The purpose of a special fund is to protect certain monies from the political whims of whoever is in power in a particular year (January 2010). Even legislators realize that certain projects and programs must be protected even when times are tough. It’s easy to say let’s not have a museum or let’s forget about taking care of our beaches for a couple of years while the economy improves. But that kind of thinking is shortsighted. Sometimes we have to have a mechanism in place to protect us from ourselves.
Posted by PTF Boy
Special funds need to be abolished. They indicate poor planning by an inept legislative body that wants to micromanage the executive branch. When will bills in Hawaii be screened for legal and financial sufficiency before they are passed? We cannot expect our elected officials to have the wherewithal to understand the legal and budgetary complexities of running a state. In a democracy, it’s not how smart you are, it’s how many people like you. That’s OK, but we need a better system to support them.
Posted by Publius808
Losing Our Music
What a tremendous asset to Hawaii that Makana is (What’s It Worth? February 2010). It’s a shame that we can’t hear him more in the Islands and that he has to tour so much away from Hawaii to make a decent living. What happened to all of the music that was once in Waikiki? Sad.
Posted online by Akongdr2
I need to say yes (Should Envision Laie Be Built? January 2010).

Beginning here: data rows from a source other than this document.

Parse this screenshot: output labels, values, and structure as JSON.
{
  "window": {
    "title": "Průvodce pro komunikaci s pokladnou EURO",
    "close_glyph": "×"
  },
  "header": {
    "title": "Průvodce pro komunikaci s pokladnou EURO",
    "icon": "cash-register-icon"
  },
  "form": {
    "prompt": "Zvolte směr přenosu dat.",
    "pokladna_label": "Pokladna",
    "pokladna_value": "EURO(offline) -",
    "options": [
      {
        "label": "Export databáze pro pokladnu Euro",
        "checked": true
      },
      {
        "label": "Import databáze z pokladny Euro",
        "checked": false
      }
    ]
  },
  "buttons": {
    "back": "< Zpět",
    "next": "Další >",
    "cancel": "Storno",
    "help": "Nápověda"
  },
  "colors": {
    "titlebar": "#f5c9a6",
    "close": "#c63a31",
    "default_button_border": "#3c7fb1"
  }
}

Better planning for economic and development growth will justify the needed affordable housing. Utilize the lands in the back hills and plan better infrastructure to include a recreational center, a vocational center and a transitional center, and invite small businesses to operate from a new business area near the new development. Don’t waste our agriculture lands: use them to plant crops that can be sold to the local communities.
Posted by Laie Girl
Hawaii Reserves Inc. says the vast majority of people support its project. That’s misleading because HRI counts all participants as its supporters. Its consultants paid $100 for interviews. It counts its missionaries, students, relatives and employees.
Posted by Independent Kamaaina
Use Runoff Elections
Interesting “Spin Zone” discussion on proportional representation (February 2010). Typically, proportional representation is a feature of parliamentary systems rather than independent executive systems. Our current “first-past-the-post” system has resulted in a heavily skewed Legislature, but a return to multiparty districts is not a viable solution. A required majority runoff or instant runoff would probably serve Chuck Freedman’s goals better within our constitutional system.
Posted by prairie2paradise
Correction & Clarification
In the profile of Native Hawaiian Veterans LLC (SmallBiz, February 2010), we misidentified two of the company’s founders. Puni Akana and Mike Jones are both Army veterans. Hawaii Business regrets the errors.
A story called “Early Education” (January 2010) did not make clear that state subsidies went to more than one program supporting early education for low-income children. The total state subsidy of $10 million begun in 2005 (with $8.2 million for Preschool Open Doors back then) had dropped to $3.2 million last year.